Excerpts from the ChicagoTribune.com:
Thousands of web searches for pornography were found on four Country Club Hills Fire Department computers, according to testimony from a forensic expert.
Andrew Garrett — who performed the imaging Jan. 26 on behalf of Dena Lewis-Bystrzycki, a female firefighter involved in a lawsuit against Country Club Hills — testified last month to the presence of porn on the devices.
“There’s thousands of web searches for pornography. It’s all over the board,” Garrett testified Feb. 8, according to court transcripts. “It appears that they’ve wiped the hard drives, reloaded them, and I gave [Dana Kurtz, Lewis-Bystrzycki’s lawyer] three dates in which that was completely done.
“The problem was, once the computers were hooked back up, the servers pushed down profiles that had information of the previous web history and the searching of pornography.”
Lewis-Bystrzycki, a member of the department since 1998, alleges firefighters sexually harassed her and treated her in a hostile manner, engaged in gender discrimination when she came up for a promotion, retaliated against her for reporting misbehavior and regularly watched pornography at the station.
On Aug. 31, 2016, after concluding that a search of the department’s computers did not amount to a fishing expedition, a judge granted a motion ordering a forensic examination of the computers.
The examination occurred nearly five months after it was granted, and only after Judge Lynn Egan sanctioned the city for its failure to comply with the court-ordered computer imaging. Country Club Hills was ordered to reimburse the forensic expert for time and expenses related to the imaging as part of the sanctions.
After news of the sanctions was reported last month by a watchdog website but before results of the imaging were shared in court, the city’s lawyers filed an emergency motion for a protective order to stem the flow of information to the media.
They argue the gag order is necessary to prevent “irreparable, serious and imminent threats to Defendants’ rights to a fair trial,” according to court filings.
“It is expected — based on past pattern and practices — that plaintiff — through her counsel — will attempt to unjustly and purposefully influence the potential jury pool, so Defendants will be irreparably harmed by not getting a fair trial on the relevant, material and ultimately admissible evidence,” the city argued in its motion, citing a 2015 FOX 32 report about the lawsuit and the recent watchdog blog article.
Country Club Hills and its lawyers did not return requests for comment on the city’s recent motion for a gag order or on allegations made in Kurtz’s response that the city had destroyed evidence and was in contempt of a court order, and that firefighters regularly watched porn.

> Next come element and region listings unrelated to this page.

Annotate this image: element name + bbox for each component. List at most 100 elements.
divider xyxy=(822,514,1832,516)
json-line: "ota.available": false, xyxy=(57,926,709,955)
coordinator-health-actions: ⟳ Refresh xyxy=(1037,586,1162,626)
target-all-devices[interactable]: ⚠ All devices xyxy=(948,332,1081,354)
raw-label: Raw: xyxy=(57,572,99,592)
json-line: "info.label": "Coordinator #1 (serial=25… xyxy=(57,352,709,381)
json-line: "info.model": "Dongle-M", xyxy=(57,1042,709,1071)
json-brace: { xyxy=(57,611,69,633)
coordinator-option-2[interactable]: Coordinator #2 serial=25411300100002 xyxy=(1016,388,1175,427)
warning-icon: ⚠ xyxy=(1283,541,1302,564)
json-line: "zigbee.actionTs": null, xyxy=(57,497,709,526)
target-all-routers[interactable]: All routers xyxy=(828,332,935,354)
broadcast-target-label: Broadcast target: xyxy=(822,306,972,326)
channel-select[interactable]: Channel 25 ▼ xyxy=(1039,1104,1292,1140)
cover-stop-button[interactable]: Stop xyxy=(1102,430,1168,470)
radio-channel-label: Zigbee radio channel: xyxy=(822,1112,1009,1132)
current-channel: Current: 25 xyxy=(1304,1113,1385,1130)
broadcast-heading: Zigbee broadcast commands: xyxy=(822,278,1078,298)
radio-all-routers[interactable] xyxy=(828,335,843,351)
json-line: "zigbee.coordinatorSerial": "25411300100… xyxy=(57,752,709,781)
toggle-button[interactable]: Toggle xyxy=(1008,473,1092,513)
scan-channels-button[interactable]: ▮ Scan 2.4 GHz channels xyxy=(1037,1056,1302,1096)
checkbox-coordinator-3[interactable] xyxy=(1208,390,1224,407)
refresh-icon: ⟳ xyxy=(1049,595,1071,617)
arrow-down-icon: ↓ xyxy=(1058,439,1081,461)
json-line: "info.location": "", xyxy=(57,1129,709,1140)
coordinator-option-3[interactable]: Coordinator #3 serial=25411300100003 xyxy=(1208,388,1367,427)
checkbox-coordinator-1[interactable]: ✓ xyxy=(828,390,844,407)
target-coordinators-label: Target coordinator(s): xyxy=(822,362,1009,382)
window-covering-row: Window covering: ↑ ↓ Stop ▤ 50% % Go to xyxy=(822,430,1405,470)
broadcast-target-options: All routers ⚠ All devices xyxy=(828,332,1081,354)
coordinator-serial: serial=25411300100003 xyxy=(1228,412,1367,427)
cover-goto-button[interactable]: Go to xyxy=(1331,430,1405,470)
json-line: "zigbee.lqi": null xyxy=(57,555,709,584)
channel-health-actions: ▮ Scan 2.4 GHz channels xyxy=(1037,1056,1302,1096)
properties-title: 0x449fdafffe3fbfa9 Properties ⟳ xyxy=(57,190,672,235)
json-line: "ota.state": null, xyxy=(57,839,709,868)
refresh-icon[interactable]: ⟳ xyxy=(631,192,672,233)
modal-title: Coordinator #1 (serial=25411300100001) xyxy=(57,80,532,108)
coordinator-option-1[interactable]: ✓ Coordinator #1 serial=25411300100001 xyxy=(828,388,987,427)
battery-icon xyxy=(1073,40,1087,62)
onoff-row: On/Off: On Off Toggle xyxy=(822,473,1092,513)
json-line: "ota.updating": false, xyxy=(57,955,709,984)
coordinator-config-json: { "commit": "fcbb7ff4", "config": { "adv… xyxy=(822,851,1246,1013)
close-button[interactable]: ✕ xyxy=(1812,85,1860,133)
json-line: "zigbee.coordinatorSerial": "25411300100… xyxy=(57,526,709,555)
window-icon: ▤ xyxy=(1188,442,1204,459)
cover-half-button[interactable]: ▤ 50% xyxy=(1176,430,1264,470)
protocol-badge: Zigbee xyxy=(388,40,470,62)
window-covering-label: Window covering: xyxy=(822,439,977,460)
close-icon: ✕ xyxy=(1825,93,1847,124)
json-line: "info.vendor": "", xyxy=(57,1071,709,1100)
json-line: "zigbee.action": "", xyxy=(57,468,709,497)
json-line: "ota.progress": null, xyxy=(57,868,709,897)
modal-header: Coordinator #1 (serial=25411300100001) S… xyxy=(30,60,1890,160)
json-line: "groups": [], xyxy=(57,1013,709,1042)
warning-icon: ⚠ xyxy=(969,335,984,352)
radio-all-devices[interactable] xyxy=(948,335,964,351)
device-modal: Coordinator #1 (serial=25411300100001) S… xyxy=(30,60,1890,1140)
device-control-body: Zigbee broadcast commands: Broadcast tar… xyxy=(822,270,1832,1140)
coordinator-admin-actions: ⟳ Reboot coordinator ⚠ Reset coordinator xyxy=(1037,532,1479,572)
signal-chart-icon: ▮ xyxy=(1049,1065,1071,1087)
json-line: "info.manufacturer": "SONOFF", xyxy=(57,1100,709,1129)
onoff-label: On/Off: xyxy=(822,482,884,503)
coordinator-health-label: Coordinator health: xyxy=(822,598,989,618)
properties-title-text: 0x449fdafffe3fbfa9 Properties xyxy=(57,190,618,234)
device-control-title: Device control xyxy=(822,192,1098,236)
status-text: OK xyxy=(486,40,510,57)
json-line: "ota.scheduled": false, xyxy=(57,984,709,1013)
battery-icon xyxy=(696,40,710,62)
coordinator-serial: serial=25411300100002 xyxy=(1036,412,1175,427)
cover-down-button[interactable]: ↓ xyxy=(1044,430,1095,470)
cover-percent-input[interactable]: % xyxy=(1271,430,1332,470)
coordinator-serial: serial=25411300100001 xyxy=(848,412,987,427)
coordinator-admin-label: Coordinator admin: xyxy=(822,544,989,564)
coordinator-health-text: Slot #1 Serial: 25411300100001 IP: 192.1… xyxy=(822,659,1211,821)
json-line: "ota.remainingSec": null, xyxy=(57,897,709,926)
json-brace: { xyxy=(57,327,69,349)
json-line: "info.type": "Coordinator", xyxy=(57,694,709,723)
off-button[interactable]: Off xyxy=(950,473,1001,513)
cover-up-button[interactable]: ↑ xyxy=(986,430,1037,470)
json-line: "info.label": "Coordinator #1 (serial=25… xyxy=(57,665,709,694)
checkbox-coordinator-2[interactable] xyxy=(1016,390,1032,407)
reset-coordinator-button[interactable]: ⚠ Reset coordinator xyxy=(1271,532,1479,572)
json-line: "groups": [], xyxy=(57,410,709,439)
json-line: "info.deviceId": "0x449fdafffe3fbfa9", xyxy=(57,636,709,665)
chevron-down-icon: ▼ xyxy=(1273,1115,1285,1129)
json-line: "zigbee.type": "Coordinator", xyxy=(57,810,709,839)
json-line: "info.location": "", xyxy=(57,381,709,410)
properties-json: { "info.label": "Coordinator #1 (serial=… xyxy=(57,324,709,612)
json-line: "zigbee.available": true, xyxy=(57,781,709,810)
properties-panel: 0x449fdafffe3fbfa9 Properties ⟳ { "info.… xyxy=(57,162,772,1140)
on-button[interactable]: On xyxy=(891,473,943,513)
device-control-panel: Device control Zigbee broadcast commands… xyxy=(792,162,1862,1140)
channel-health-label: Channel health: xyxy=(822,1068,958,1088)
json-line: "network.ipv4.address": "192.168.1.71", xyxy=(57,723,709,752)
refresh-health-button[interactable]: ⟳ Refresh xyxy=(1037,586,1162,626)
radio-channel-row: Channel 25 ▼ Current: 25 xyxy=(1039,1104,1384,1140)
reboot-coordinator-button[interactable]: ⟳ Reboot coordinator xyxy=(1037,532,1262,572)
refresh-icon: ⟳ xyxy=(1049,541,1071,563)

The city also asked the judge to allow it to screen any irrelevant or immaterial data found on the fire department’s computers, before they were passed along to Kurtz and Lewis-Bystryzycki, for fear it could be used as part of a smear campaign against the department.
Kurtz shot back with a response to the city’s motion, arguing that its allegations had no basis in fact and that the request for a gag order should be denied outright.
She had not been leaking information about the case to the news, Kurtz wrote, but rather the media had simply been reporting on publicly available court documents.
Her response to the gag order motion states that rather than focusing on the censure she received from a judge last year in an unrelated case, the city should really focus on their own conduct (or misconduct) in this case.
“Which,” her response continues, “has led to a default judgment being entered against them, them having to pay Plaintiffs’ attorneys fees for not answering the complaint in a timely manner and not responding, no less than 4 motions to compel and sanctions having to be filed by Plaintiff in this case, and almost all of them being granted.”
Kurtz also accused Country Club Hills of having “deliberately engaged in tactics to destroy evidence and commit spoliation.”
Despite the potential implications of Kurtz’s allegations, experienced Chicago trial lawyer Dan Kirschner said he thought it unlikely the case would be investigated by authorities.
His remedy in such situations, said Kirschner, a partner at Corboy & Demetrio who represents personal injury, wrongful death and medical malpractice complainants, is to bring it to the court’s attention and ask for a sanction, which could come in many forms, including jury instruction, striking any pleadings related to the issue or entering a default judgment.
Kurtz indicated in her Feb.15 response to Country Club Hills’ motion for a protective order that that would be the direction she would go. In it, she wrote that she intends to file motions of spoliation and contempt once Garrett finalizes his report on the computer imaging and releases it to her.
A hearing on the protective order requested by the city is scheduled for late next month.